Non solo pignoramenti spietati: il sistema di recupero crediti dell’azienda idrica è appaltato a una società esterna che procede in modo aggressivo commettendo anche errori, lasciando i cittadini in un incubo burocratico.
E, in caso di errore, mentre le vittime attendono per settimane i loro soldi, il presidente Alibrandi allarga le braccia: “Non ce ne occupiamo direttamente noi”.

C’è ormai da tempo un’aggressione silenziosa che si sta consumando a Messina, ma non è solo spietata: è anche grossolana e crudele nella sua incompetenza. È la guerra finanziaria dell’AMAM ai “morosi”, una guerra che non guarda in faccia a nessuno e che colpisce anche chi non ha colpe. L’ultimo caso documentato a maggio ha i contorni del kafkiano: un pensionato si è visto prelevare quasi 1900 euro dal conto corrente per errore. Aveva già saldato le bollette insolute e, addirittura, una parte di quel presunto debito era stata dichiarata prescritta dalla stessa AMAM.
E il colmo? Il problema non è stato ancora risolto.
A rendere la vicenda ancora più opaca è il vero protagonista di queste operazioni: non è l’AMAM a entrare nei conti correnti dei messinesi, ma una società privata di recupero crediti, la B Consulenze, con sede a Montalto Uffugo, in provincia di Cosenza. È a questa ditta calabrese che l’azienda pubblica messinese ha appaltato il “lavoro sporco”, creando un cortocircuito di responsabilità in cui a rimetterci è sempre e solo il cittadino.
Di fronte a questo errore gravissimo, il presidente dell’AMAM, Paolo Alibrandi, ha fornito al malcapitato utente un pezzo di carta: la certificazione della società cosentina che attesta l’estinzione del debito. Un documento inutile. Alla banca, infatti, hanno allargato le braccia: per sbloccare i fondi ingiustamente pignorati potrebbero volerci fino a venti giorni, i tempi tecnici tra la direzione locale e quella generale. Venti giorni durante i quali un pensionato resterà senza i suoi soldi.
La risposta ufficiale del presidente Alibrandi, di fronte a questa ingiustizia, è un manifesto di impotenza e scarico di responsabilità. “Siamo davanti a situazioni limite che comunque non tratta l’Amam ma la società a cui è stato ceduto il compito di recuperare i crediti,” ha dichiarato, minimizzando poi la portata del fenomeno: “ai nostri uffici risultano solo due situazioni del genere“. E sulla presunta mancanza di preavviso, aggiunge: “Mi è stato detto che tra il pignoramento e il primo avviso trascorre un anno”.
Una difesa che non regge.

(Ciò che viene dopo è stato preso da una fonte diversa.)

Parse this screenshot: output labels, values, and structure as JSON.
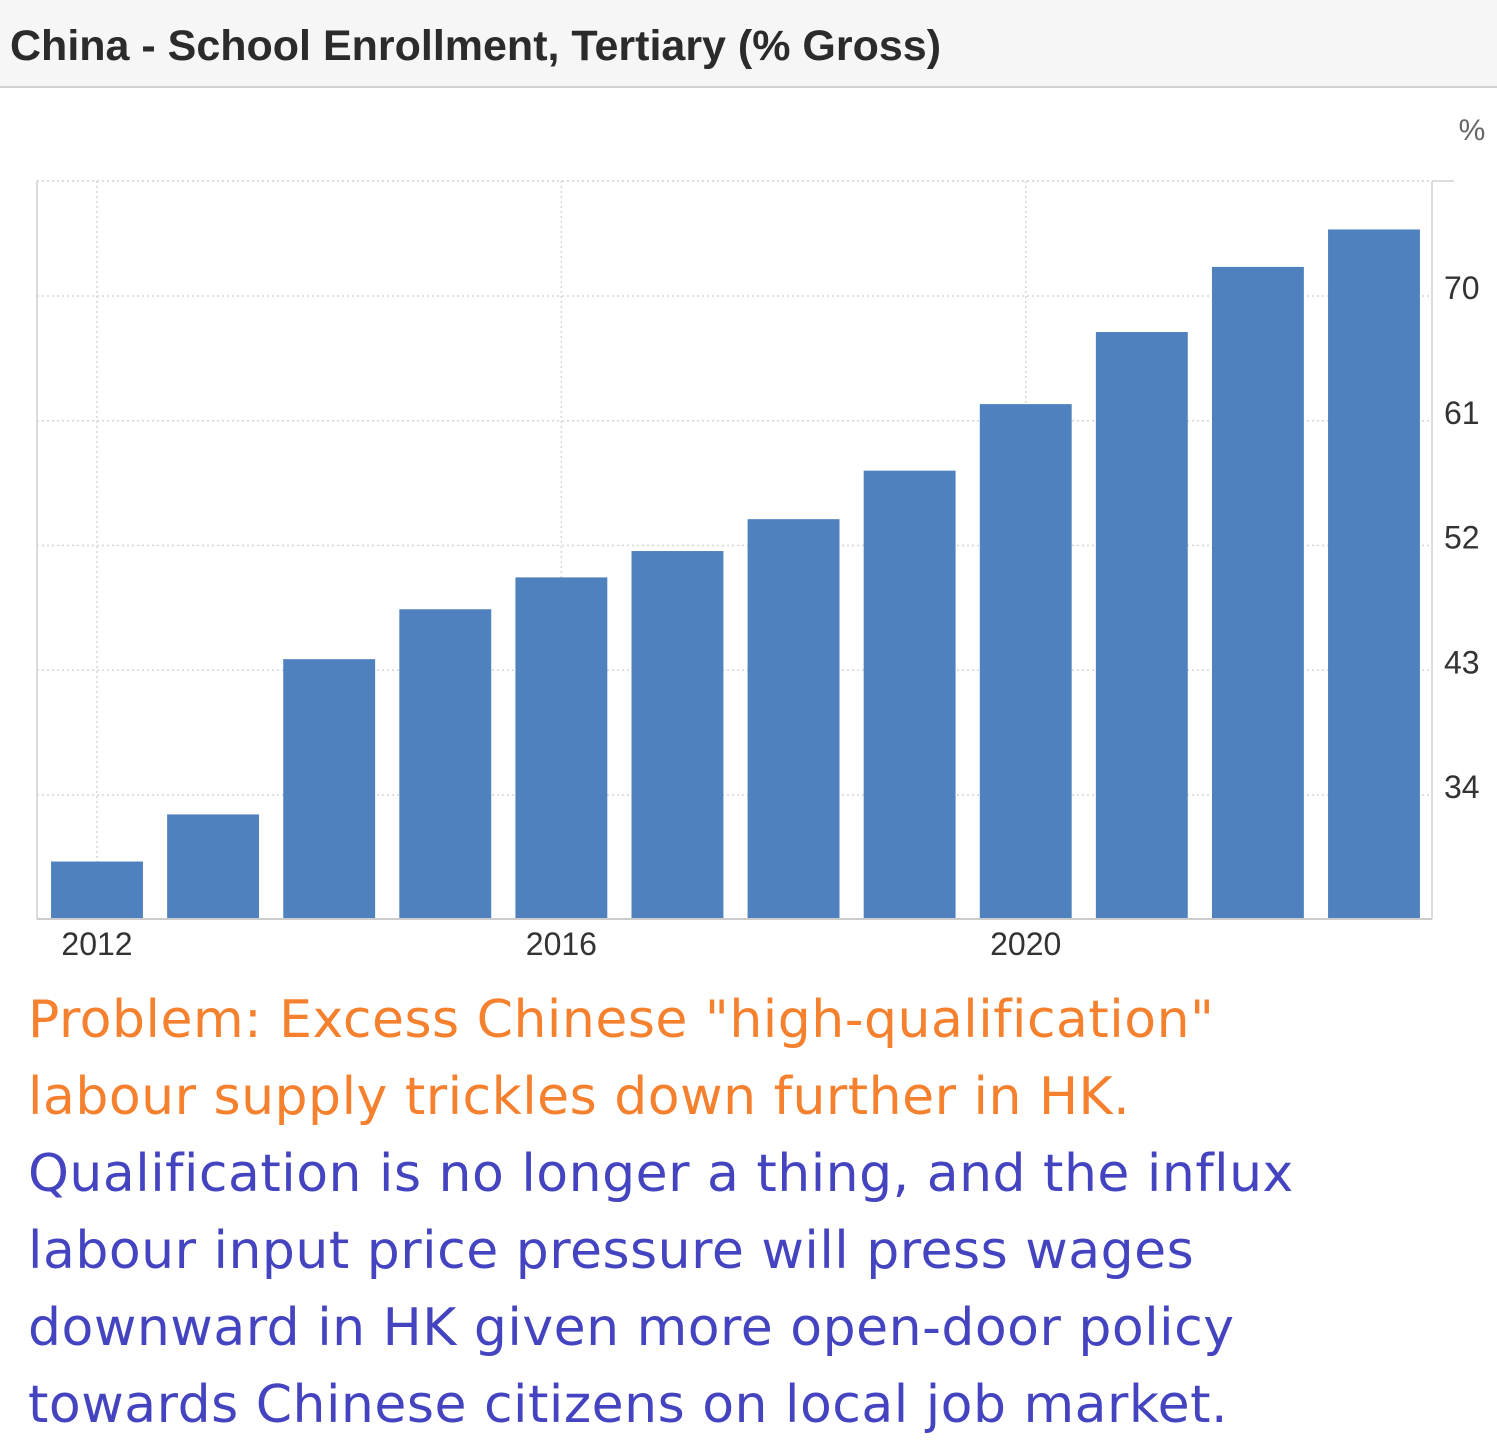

Primo, perché l’errore è avvenuto e la responsabilità finale non può che essere del committente, l’AMAM. Secondo, perché anche “solo” due famiglie gettate in un incubo burocratico per errore sono troppe. Terzo, perché la lunga tempistica non cancella la violenza di un’azione finale che, come dimostrato, può essere fallace e devastante.
Ma anche quando il debito sussiste è legittimo lasciare pensionati senza risorse per far fronte alle spese e, addirittura, per vivere? E’ quel che è accaduto pochi giorni fa ad una signora che si è presentata all’AMAM in lacrime ed accompagnata dal suo avvocato. Nessun preavviso ma il conto corrente della pensionata è stato svuotato. Niente soldi, quindi, e gravi difficoltà anche psicologiche per una donna costretta a sopportare l’onta di non poter far fronte alle spese, e impossibilitata anche a fare la spesa.

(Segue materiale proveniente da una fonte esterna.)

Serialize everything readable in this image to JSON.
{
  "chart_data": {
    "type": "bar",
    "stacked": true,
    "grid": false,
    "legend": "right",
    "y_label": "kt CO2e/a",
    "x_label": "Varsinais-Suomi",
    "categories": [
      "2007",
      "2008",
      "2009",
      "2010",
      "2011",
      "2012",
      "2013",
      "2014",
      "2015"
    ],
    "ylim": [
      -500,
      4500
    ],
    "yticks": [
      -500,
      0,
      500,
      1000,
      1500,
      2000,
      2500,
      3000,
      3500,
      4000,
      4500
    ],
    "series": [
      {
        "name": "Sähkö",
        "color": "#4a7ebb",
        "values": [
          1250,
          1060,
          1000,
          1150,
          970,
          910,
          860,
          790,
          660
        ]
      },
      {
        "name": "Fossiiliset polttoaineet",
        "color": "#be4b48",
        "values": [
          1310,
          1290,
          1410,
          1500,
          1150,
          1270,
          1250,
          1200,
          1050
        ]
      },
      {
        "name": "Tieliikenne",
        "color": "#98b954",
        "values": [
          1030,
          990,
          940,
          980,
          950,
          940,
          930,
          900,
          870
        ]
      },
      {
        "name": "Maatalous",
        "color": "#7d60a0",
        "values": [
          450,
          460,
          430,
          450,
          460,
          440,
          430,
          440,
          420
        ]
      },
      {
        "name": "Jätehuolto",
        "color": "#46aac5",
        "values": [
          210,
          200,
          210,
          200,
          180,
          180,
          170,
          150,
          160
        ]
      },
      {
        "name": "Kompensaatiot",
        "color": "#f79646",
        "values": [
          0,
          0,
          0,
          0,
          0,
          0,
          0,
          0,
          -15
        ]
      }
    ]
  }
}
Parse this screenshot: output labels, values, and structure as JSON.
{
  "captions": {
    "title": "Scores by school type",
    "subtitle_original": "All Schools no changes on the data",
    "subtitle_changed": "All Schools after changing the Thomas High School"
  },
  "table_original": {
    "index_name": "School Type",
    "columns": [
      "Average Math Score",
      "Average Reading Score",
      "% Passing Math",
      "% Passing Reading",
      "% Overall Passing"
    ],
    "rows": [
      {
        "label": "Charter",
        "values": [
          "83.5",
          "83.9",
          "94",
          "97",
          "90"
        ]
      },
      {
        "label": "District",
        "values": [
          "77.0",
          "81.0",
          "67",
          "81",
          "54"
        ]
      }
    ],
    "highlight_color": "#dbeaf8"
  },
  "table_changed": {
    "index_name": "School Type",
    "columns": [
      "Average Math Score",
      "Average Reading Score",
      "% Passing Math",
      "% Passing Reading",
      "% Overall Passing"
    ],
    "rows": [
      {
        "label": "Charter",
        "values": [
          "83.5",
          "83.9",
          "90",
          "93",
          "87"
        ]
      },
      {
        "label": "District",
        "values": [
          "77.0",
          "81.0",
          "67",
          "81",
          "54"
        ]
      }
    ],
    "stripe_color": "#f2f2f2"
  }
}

La questione etica e sociale diventa ancora più grave. Parliamo di bollette dell’acqua, un bene primario, il cui debito viene gestito da un’entità esterna con un evidente interesse economico a massimizzare la riscossione, forse a discapito dell’accuratezza e dell’umanità. È accettabile che un’azienda pubblica affidi un compito così delicato, che tocca la sopravvivenza delle persone, a una società privata di un’altra regione, creando una filiera in cui nessuno è direttamente responsabile di errori catastrofici o di applicazione di procedure anche senza preavviso, come accaduto alla signora in questione?
L’invocazione dei cittadini colpiti non è più solo un appello, ma un grido di rabbia. Si chiede alla politica, al Sindaco, alle associazioni dei consumatori, di fare luce su questo appalto. Si chiede ad AMAM di riprendere il controllo diretto delle sue azioni e di rispondere ai cittadini senza nascondersi dietro un contratto. Prima che la guerra per l’acqua, combattuta per procura da mercenari del recupero crediti, lasci sul campo non solo i conti in rosso, ma anche la fiducia e la dignità delle persone. Sperando, nel frattempo, che l’acqua, vista la stagione estiva, non venga a mancare. Sarebbe davvero il colmo.